Month in Review: April 2016
Lots to see on the Big Data Blog in April! Please take a look at the summaries below for something that catches your interest.
Exploring Geospatial Intelligence using SparkR on Amazon EMR
The number of data sources that use location, such as smartphones and sensory devices used in IoT (Internet of things), is expanding rapidly. This explosion has increased demand for analyzing spatial data. Learn how to build a simple GEOINT application using SparkR that will allow you to appreciate GEOINT capabilities.
AWS at Strata+Hadoop 2016: Building a Scalable Architecture on AWS to Process Streaming Data
Last month, Siva Raghupathy and Manjeet Chayel presented “Building a scalable architecture for processing streaming data on AWS” at Hadoop+Strata 2016 in San Jose. This post provides several helpful links to their slides and presentation.

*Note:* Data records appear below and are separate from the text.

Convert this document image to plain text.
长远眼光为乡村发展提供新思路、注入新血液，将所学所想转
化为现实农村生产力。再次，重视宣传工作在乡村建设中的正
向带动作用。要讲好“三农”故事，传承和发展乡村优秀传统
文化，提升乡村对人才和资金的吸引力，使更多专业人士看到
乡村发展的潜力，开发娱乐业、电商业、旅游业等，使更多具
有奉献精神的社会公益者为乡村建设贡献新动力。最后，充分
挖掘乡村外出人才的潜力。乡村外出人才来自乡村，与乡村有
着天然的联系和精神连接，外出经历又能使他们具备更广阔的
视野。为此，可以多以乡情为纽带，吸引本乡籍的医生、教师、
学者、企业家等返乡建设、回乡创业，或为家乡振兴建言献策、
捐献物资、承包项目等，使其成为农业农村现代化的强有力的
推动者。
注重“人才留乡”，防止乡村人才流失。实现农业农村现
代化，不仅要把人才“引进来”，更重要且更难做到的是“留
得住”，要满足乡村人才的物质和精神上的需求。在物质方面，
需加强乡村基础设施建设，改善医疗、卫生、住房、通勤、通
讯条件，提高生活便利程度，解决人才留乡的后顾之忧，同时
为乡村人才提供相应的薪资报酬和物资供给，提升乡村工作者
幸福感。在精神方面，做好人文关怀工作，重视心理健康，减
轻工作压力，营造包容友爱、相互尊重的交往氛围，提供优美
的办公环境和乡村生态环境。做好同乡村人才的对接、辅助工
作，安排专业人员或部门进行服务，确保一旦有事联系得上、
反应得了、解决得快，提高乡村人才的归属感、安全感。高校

Using CombineInputFormat to Combat Hadoop’s Small Files Problem
Many Amazon EMR customers have architectures that track events and streams and store data in S3. This frequently leads to many small files. It’s now well known that Hadoop doesn’t deal well with small files. This post helps you manage this problem.
Combine NoSQL and Massively Parallel Analytics Using Apache HBase and Apache Hive on Amazon EMR
This post demonstrates query performance differences by showing you how to launch an EMR cluster with HBase and restore a table from a snapshot in Amazon S3. The table in the snapshot contains approximately 3.5 million rows, and you’ll perform look-ups and scans using the HBase shell as well as perform SQL queries over the same dataset using Hive with the Hive query editor in the Hue UI.
Sharpen your Skill Set with Apache Spark on the AWS Big Data Blog
The AWS Big Data Blog has a large community of authors who are passionate about Apache Spark and who regularly publish content that helps customers use Spark to build real-world solutions. You’ll see content on a variety of topics, including deep-dives on Spark’s internals, building Spark Streaming applications, creating machine learning pipelines using MLlib, and ways to apply Spark to various real-world use cases.
Process Encrypted Data in Amazon EMR with Amazon S3 and AWS KMS
In this post, you’ll learn how easy it is to create a master key in KMS, encrypt data either client-side or server-side, upload it to S3, and have EMR seamlessly read and write that encrypted data to and from S3 using the master key that you created.
FROM THE ARCHIVE
Powering Gaming Applications with Amazon DynamoDB (July 2014). Learn how to use Amazon DynamoDB to quickly build a reliable and scalable database tier for a mobile game. They walk through a design example and show how to power a sizable game for less than the cost of a daily cup of coffee.